Without any API keys, PEFA still performs:
- Header-based SPF/DKIM/DMARC checks
- Link analysis (mismatches, brand impersonation, homoglyphs, suspicious TLDs)
- Sender spoofing detection
- Urgency language scanning
- Attachment threat assessment
- Language quality analysis
- Threat scoring (0–100)

Adding API keys progressively enriches the report:

| APIs Configured | Additional Report Sections |
|---|---|
| *(none)* | Base analysis with all local checks |
| + `GEMINI_API_KEY` | AI Assessment panel with verdict, confidence, attack classification |
| + `VT_API_KEY` | IOC table with VirusTotal detection counts per indicator |
| + `ABUSEIPDB_API_KEY` | IP abuse confidence scores in IOC table |
| + `OTX_API_KEY` | Threat intelligence pulse counts in IOC table |
| + `URLSCAN_API_KEY` | URL reputation verdicts in link analysis section |
| + `MXTOOLBOX_API_KEY` | Deep DNS validation results in authentication section |

## 🏗️ Architecture

```
.eml file → parser.py → pipeline.run_analysis() → PageRenderer.build() → Playwright → .png/.html
```

```
pefa/
├── cli.py                  # CLI argument parsing and entry point
├── parser.py               # .eml parsing and header extraction
├── pipeline.py             # Analysis orchestrator
├── scoring.py              # Weighted threat score calculation
├── highlighting.py         # Email body highlighting (urgency keywords, suspicious links)
├── constants.py            # TLDs, shorteners, extensions, regex patterns, homoglyphs
├── deps.py                 # Centralized optional dependency imports
├── analyzers/
│   ├── links.py            # LinkAnalyzer — URL and domain analysis
│   ├── sender.py           # SenderAnalyzer — spoofing and impersonation
│   ├── urgency.py          # UrgencyAnalyzer — pressure language patterns
│   ├── attachments.py      # AttachmentAnalyzer — file threat assessment
│   ├── language.py         # LanguageAnalyzer — text quality and encoding
│   └── ioc_consolidator.py # IOC extraction and enrichment
├── api/
│   ├── ip_lookup.py        # IP geolocation (ip-api.com)
│   ├── gemini.py           # Google Gemini AI assessment
│   ├── urlscan.py          # urlscan.io domain reputation
│   ├── mxtoolbox.py        # SPF/DKIM/DMARC validation
│   ├── whois_client.py     # Domain WHOIS lookup
│   ├── virustotal.py       # VirusTotal IOC lookup
│   ├── abuseipdb.py        # AbuseIPDB IP reputation
│   └── alienvault.py       # AlienVault OTX intelligence
├── renderers/
│   ├── page.py             # Full HTML page assembly
│   └── widgets/            # 13 analysis section widgets
└── templates/
    ├── css/                # Dark theme, interactive styling
    └── js/                 # Section navigation, animations, interactivity
```

## 📤 Output

🖼️ **PNG mode** (default) produces a single infographic image containing all analysis sections: threat gauge, sender analysis, authentication status, link flags, urgency patterns, attachments, domain age, delivery path, IP geolocation, and the rendered email body in a sandboxed frame.

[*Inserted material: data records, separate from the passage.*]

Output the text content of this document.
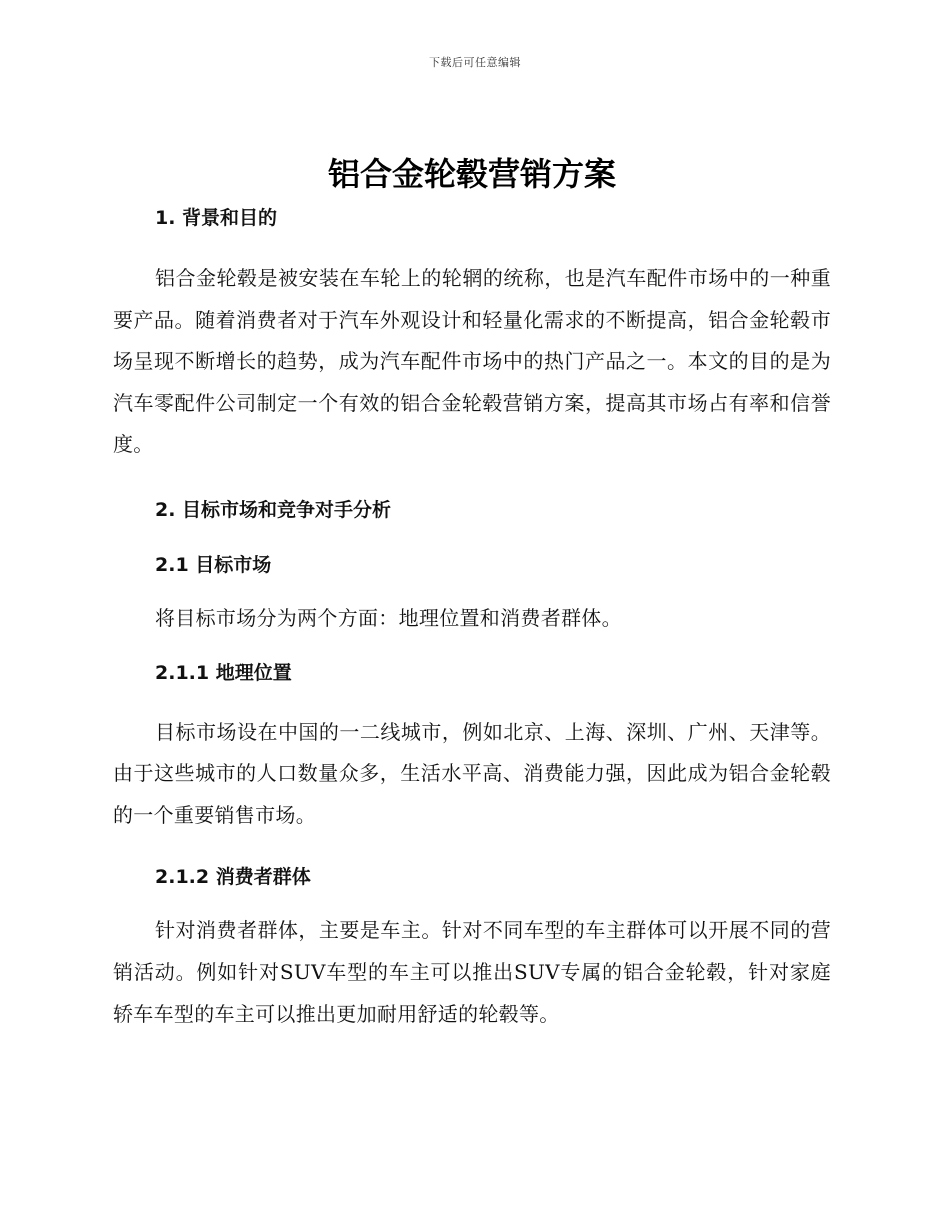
下载后可任意编辑
铝合金轮毂营销方案

1. 背景和目的

铝合金轮毂是被安装在车轮上的轮辋的统称，也是汽车配件市场中的一种重要产品。随着消费者对于汽车外观设计和轻量化需求的不断提高，铝合金轮毂市场呈现不断增长的趋势，成为汽车配件市场中的热门产品之一。本文的目的是为汽车零配件公司制定一个有效的铝合金轮毂营销方案，提高其市场占有率和信誉度。

2. 目标市场和竞争对手分析

2.1 目标市场

将目标市场分为两个方面：地理位置和消费者群体。

2.1.1 地理位置

目标市场设在中国的一二线城市，例如北京、上海、深圳、广州、天津等。由于这些城市的人口数量众多，生活水平高、消费能力强，因此成为铝合金轮毂的一个重要销售市场。

2.1.2 消费者群体

针对消费者群体，主要是车主。针对不同车型的车主群体可以开展不同的营销活动。例如针对SUV车型的车主可以推出SUV专属的铝合金轮毂，针对家庭轿车车型的车主可以推出更加耐用舒适的轮毂等。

📊 **HTML mode** (`--html`) additionally produces an interactive report with collapsible sections, scroll-spy navigation, animated gauges, copy-to-clipboard for IOCs, and download/print buttons.

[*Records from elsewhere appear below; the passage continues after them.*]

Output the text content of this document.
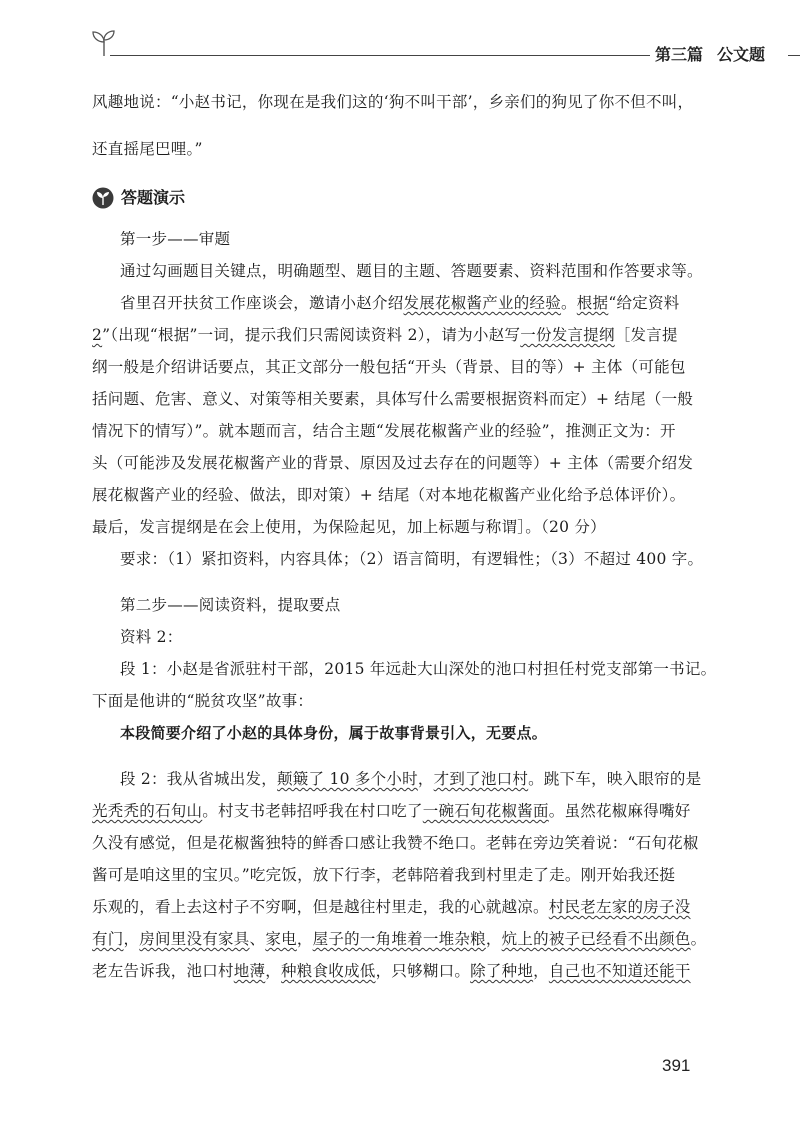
第三篇 公文题
风趣地说：“小赵书记，你现在是我们这的‘狗不叫干部’，乡亲们的狗见了你不但不叫，
还直摇尾巴哩。”
第一步——审题
通过勾画题目关键点，明确题型、题目的主题、答题要素、资料范围和作答要求等。
省里召开扶贫工作座谈会，邀请小赵介绍发展花椒酱产业的经验。根据“给定资料
2”（出现“根据”一词，提示我们只需阅读资料 2），请为小赵写一份发言提纲［发言提
纲一般是介绍讲话要点，其正文部分一般包括“开头（背景、目的等）+ 主体（可能包
括问题、危害、意义、对策等相关要素，具体写什么需要根据资料而定）+ 结尾（一般
情况下的情写）”。就本题而言，结合主题“发展花椒酱产业的经验”，推测正文为：开
头（可能涉及发展花椒酱产业的背景、原因及过去存在的问题等）+ 主体（需要介绍发
展花椒酱产业的经验、做法，即对策）+ 结尾（对本地花椒酱产业化给予总体评价）。
最后，发言提纲是在会上使用，为保险起见，加上标题与称谓］。（20 分）
要求：（1）紧扣资料，内容具体；（2）语言简明，有逻辑性；（3）不超过 400 字。
第二步——阅读资料，提取要点
资料 2：
段 1：小赵是省派驻村干部，2015 年远赴大山深处的池口村担任村党支部第一书记。
下面是他讲的“脱贫攻坚”故事：
本段简要介绍了小赵的具体身份，属于故事背景引入，无要点。
段 2：我从省城出发，颠簸了 10 多个小时，才到了池口村。跳下车，映入眼帘的是
光秃秃的石旬山。村支书老韩招呼我在村口吃了一碗石旬花椒酱面。虽然花椒麻得嘴好
久没有感觉，但是花椒酱独特的鲜香口感让我赞不绝口。老韩在旁边笑着说：“石旬花椒
酱可是咱这里的宝贝。”吃完饭，放下行李，老韩陪着我到村里走了走。刚开始我还挺
乐观的，看上去这村子不穷啊，但是越往村里走，我的心就越凉。村民老左家的房子没
有门，房间里没有家具、家电，屋子的一角堆着一堆杂粮，炕上的被子已经看不出颜色。
老左告诉我，池口村地薄，种粮食收成低，只够糊口。除了种地，自己也不知道还能干
答题演示
391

🌐 **Web UI** (`--web`) serves a browser-based interface for uploading `.eml` files and viewing analysis results interactively without needing Playwright installed on the client.

## 🧪 Sample Emails

The `samples/` directory contains example phishing emails (419 scams, social engineering, impersonation) for testing. Pre-generated reports are available in [`examples/`](examples/).

```bash
pefa samples/
```

## 📄 License

See [pyproject.toml](pyproject.toml) for package metadata.